Coopération entre collectivités - Le Sénat veut renforcer la mutualisation, avec l'aide du gouvernement
Alain Marleix, le secrétaire d'Etat aux Collectivités locales, a assuré les sénateurs de la volonté du gouvernement de développer la mutualisation des moyens des collectivités locales. Le projet de loi de réforme des collectivités apporte une plus grande sécurité juridique et étend les possibilités, a-t-il rappelé le 17 juin. La Haute Assemblée organisait ce jour-là un débat sur la mutualisation, outil que sa délégation aux collectivités territoriales et à la décentralisation définit comme "la mise en place, temporaire ou pérenne, d'une logistique commune à deux ou plusieurs personnes morales". Introduisant le débat, Alain Lambert, président de la délégation, a invité le secrétaire d'Etat à ne pas "abandonner" le Sénat dans "son combat" en faveur de la mutualisation, sous prétexte notamment qu'il faudrait être "prudent" au regard du droit communautaire.
L'appel du sénateur de l'Orne ne tient pas du hasard. Début février lors de la discussion en première lecture du projet de loi de réforme des collectivités, le rapporteur Jean-Patrick Courtois avait déposé un amendement prévoyant que les collectivités et leurs établissements "peuvent conclure entre eux des conventions de gestion de services publics communs ainsi que de leurs équipements". S'interrogeant sur la conformité du nouveau dispositif au droit communautaire, le ministre de l'Espace rural et de l'Aménagement du territoire, qui représentait le gouvernement, s'en était remis à la "sagesse" du Sénat, une manière pour lui de ne pas s'engager. Or, dans le rapport sur le thème de la mutualisation qu'elle a tout récemment rendu public, la délégation aux collectivités indique que le 5 mai dernier, lors d'un déplacement à Bruxelles de certains de ses membres, les services de la Commission européenne ont émis de "vives réserves" sur la validité juridique du dispositif voté.
Alain Lambert reste toutefois optimiste. Selon lui, le Traité de Lisbonne et les évolutions de la jurisprudence européenne offrent des perspectives nouvelles en matière de mutualisation. En particulier entre les communes et les intercommunalités où les marges de progrès sont considérables. Selon une enquête de l'Assemblée des communautés de France, seulement 39% des communautés déclarent en effet pratiquer la mutualisation.
Mais pour réussir celle-ci au niveau local, il faut se défier de toute "approche purement comptable", préviennent Jacques Mézard et Yves Détraigne dans leur contribution au rapport de la délégation aux collectivités. La finalité de la mutualisation "n'est pas, en soi, de générer des économies", écrivent-ils à l'attention de ceux qui seraient tentés par ce moyen de baisser les coûts sans dégrader la qualité du service public. Certes, les économies peuvent être au rendez-vous. Mais, en tout cas à l'échelle intercommunale, la mutualisation a "d'abord" vocation à "dégager les marges de manoeuvre pour améliorer des prestations, pour en mettre en place, voire pour continuer à assurer celles qui seraient menacées par une évolution défavorable des finances publiques locales".

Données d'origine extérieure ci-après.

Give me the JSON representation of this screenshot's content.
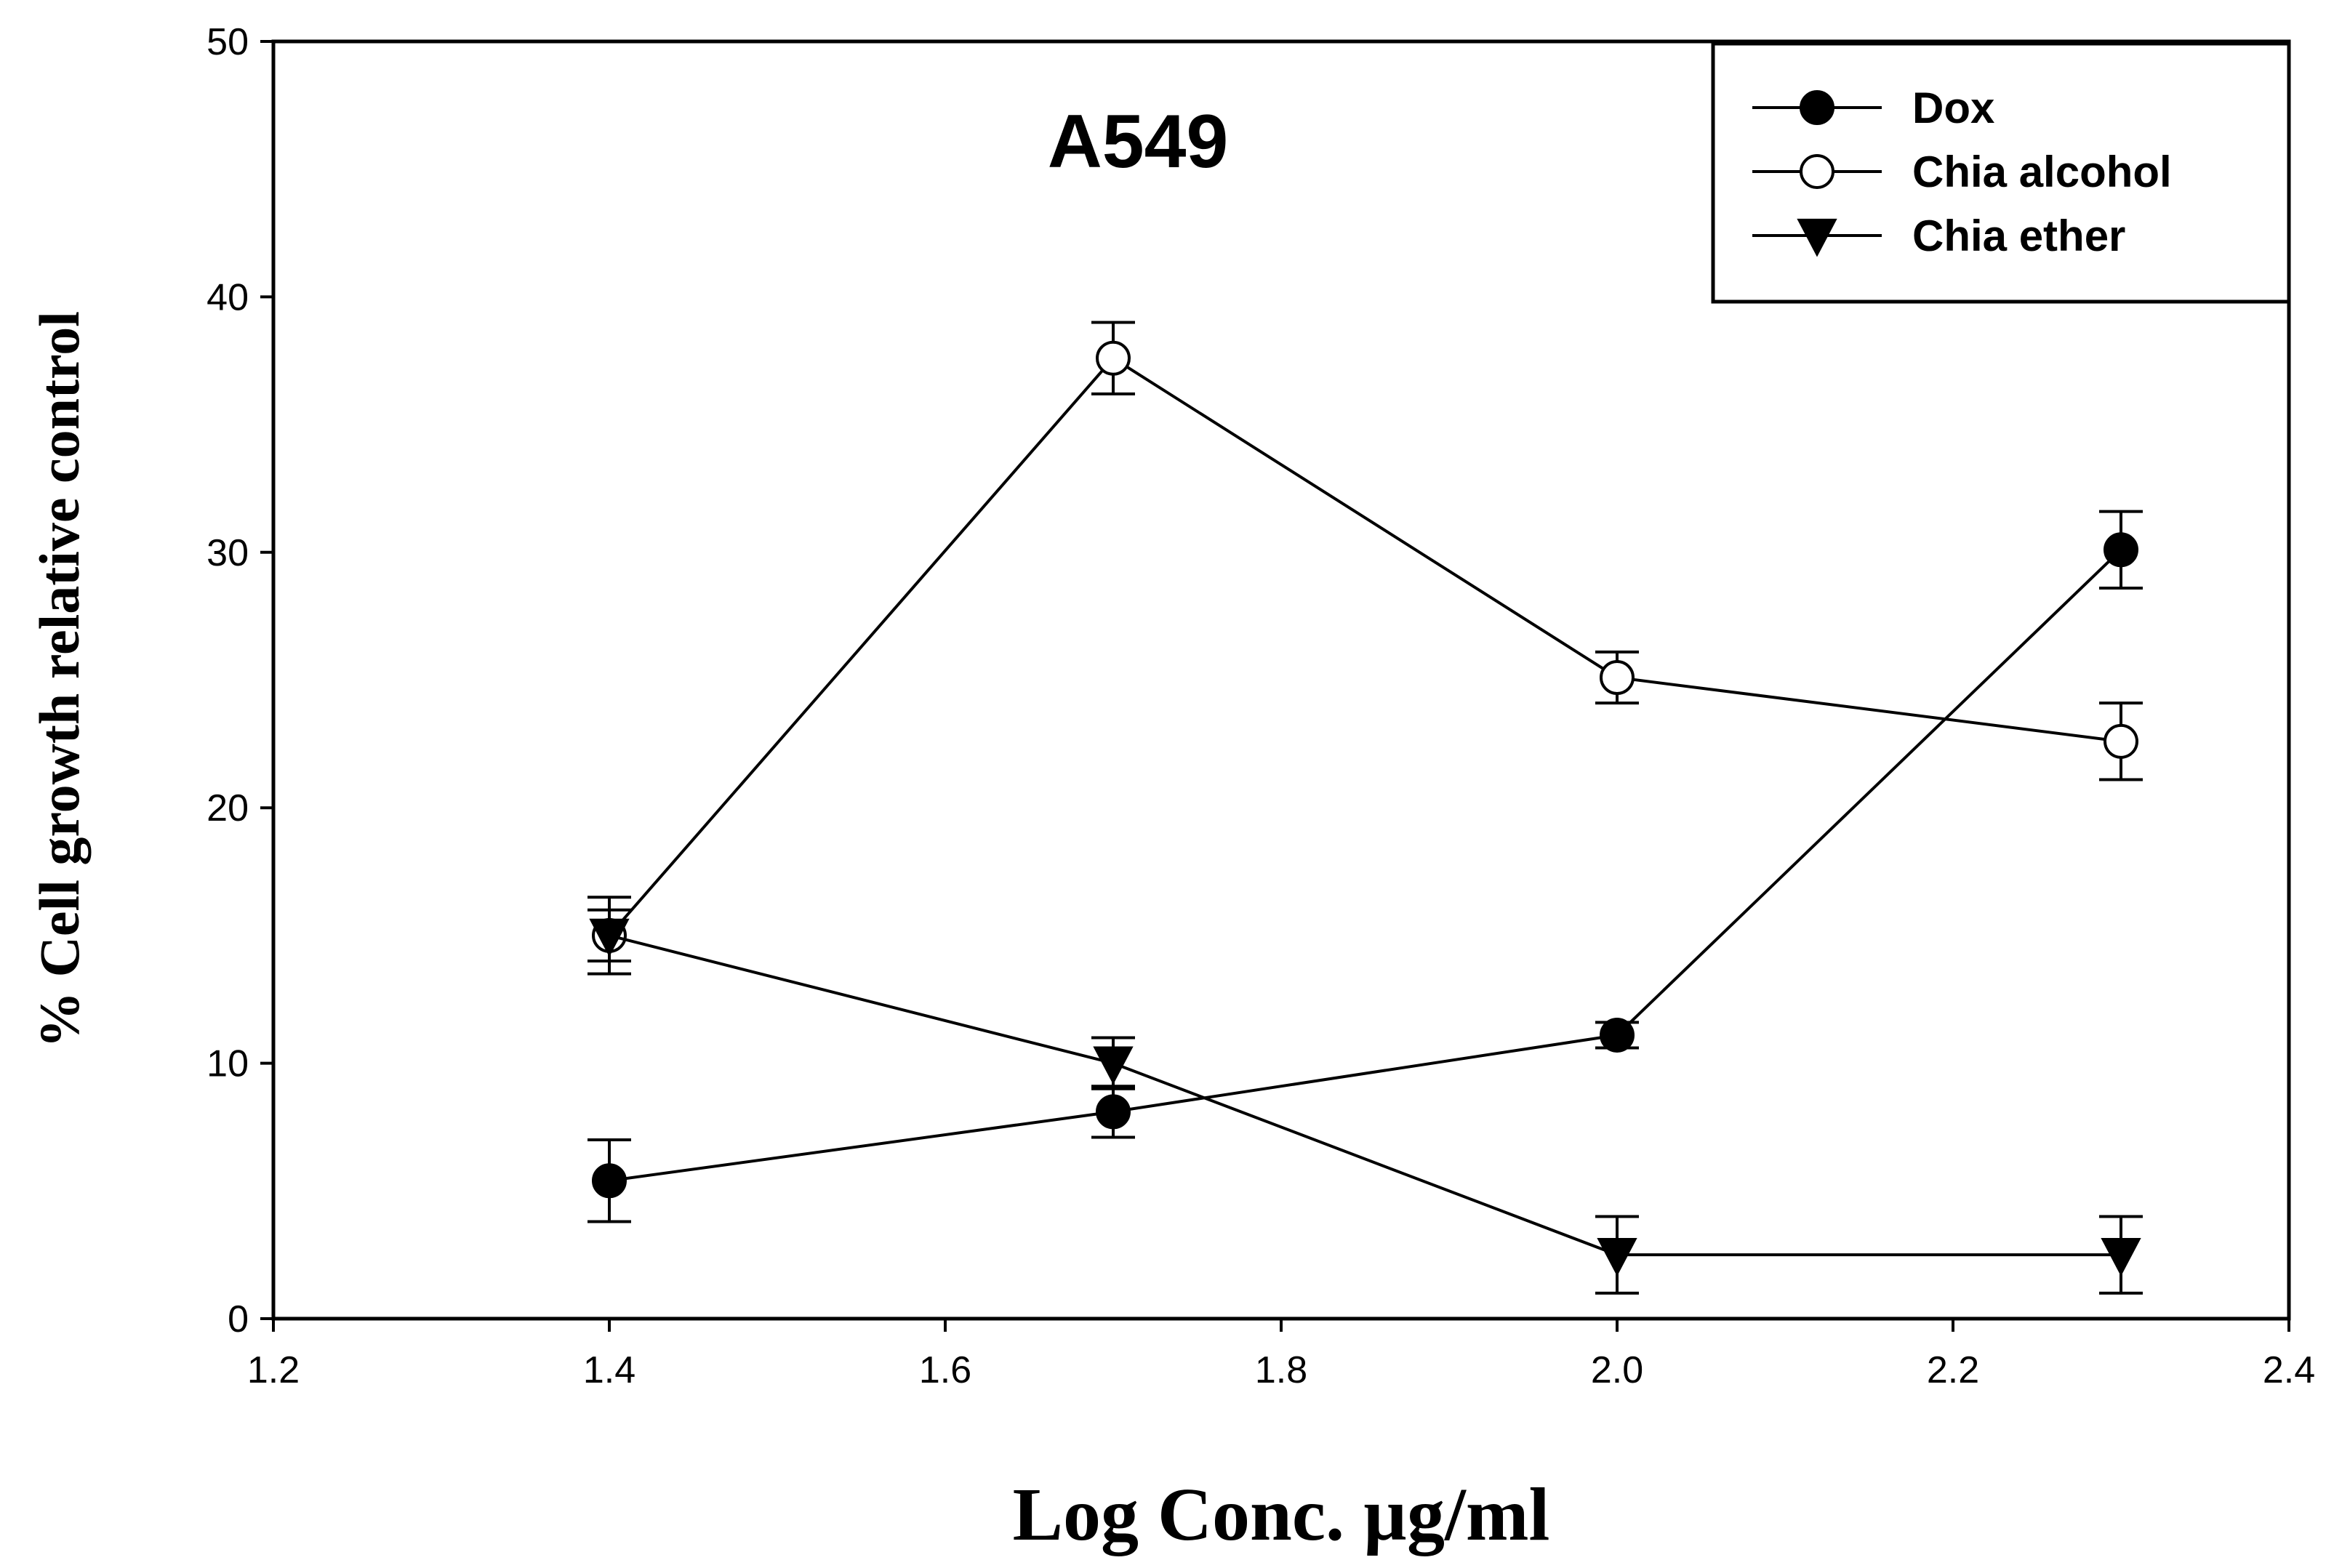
{
  "chart_data": {
    "type": "line",
    "title": "A549",
    "xlabel": "Log Conc. µg/ml",
    "ylabel": "% Cell growth relative control",
    "xlim": [
      1.2,
      2.4
    ],
    "ylim": [
      0,
      50
    ],
    "x_ticks": [
      "1.2",
      "1.4",
      "1.6",
      "1.8",
      "2.0",
      "2.2",
      "2.4"
    ],
    "y_ticks": [
      "0",
      "10",
      "20",
      "30",
      "40",
      "50"
    ],
    "grid": false,
    "legend_position": "top-right",
    "series": [
      {
        "name": "Dox",
        "marker": "filled-circle",
        "x": [
          1.4,
          1.7,
          2.0,
          2.3
        ],
        "y": [
          5.4,
          8.1,
          11.1,
          30.1
        ],
        "error": [
          1.6,
          1.0,
          0.5,
          1.5
        ]
      },
      {
        "name": "Chia alcohol",
        "marker": "open-circle",
        "x": [
          1.4,
          1.7,
          2.0,
          2.3
        ],
        "y": [
          15.0,
          37.6,
          25.1,
          22.6
        ],
        "error": [
          1.5,
          1.4,
          1.0,
          1.5
        ]
      },
      {
        "name": "Chia ether",
        "marker": "filled-triangle-down",
        "x": [
          1.4,
          1.7,
          2.0,
          2.3
        ],
        "y": [
          15.0,
          10.0,
          2.5,
          2.5
        ],
        "error": [
          1.0,
          1.0,
          1.5,
          1.5
        ]
      }
    ]
  }
}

Pour renforcer la mutualisation, la délégation sénatoriale propose de moduler les dotations de l'Etat aux collectivités en fonction du niveau de mutualisation atteint localement. Procéder ainsi, "ce serait désigner les bons et les mauvais élèves, en refusant la diversité de situation et l'autonomie de décision !", s'est élevée Marie-France Beaufils (groupe communiste) le 17 juin, en ajoutant que "ce serait une prime à la réduction des services publics, au nom des économies".
Au sujet de la mutualisation entre les départements, que le gouvernement veut encourager, plusieurs sénateurs - certains de l'opposition, d'autres apparentés à la majorité - ont fait remarquer que celle-ci ne suffira pas à régler les difficultés financières des intéressés.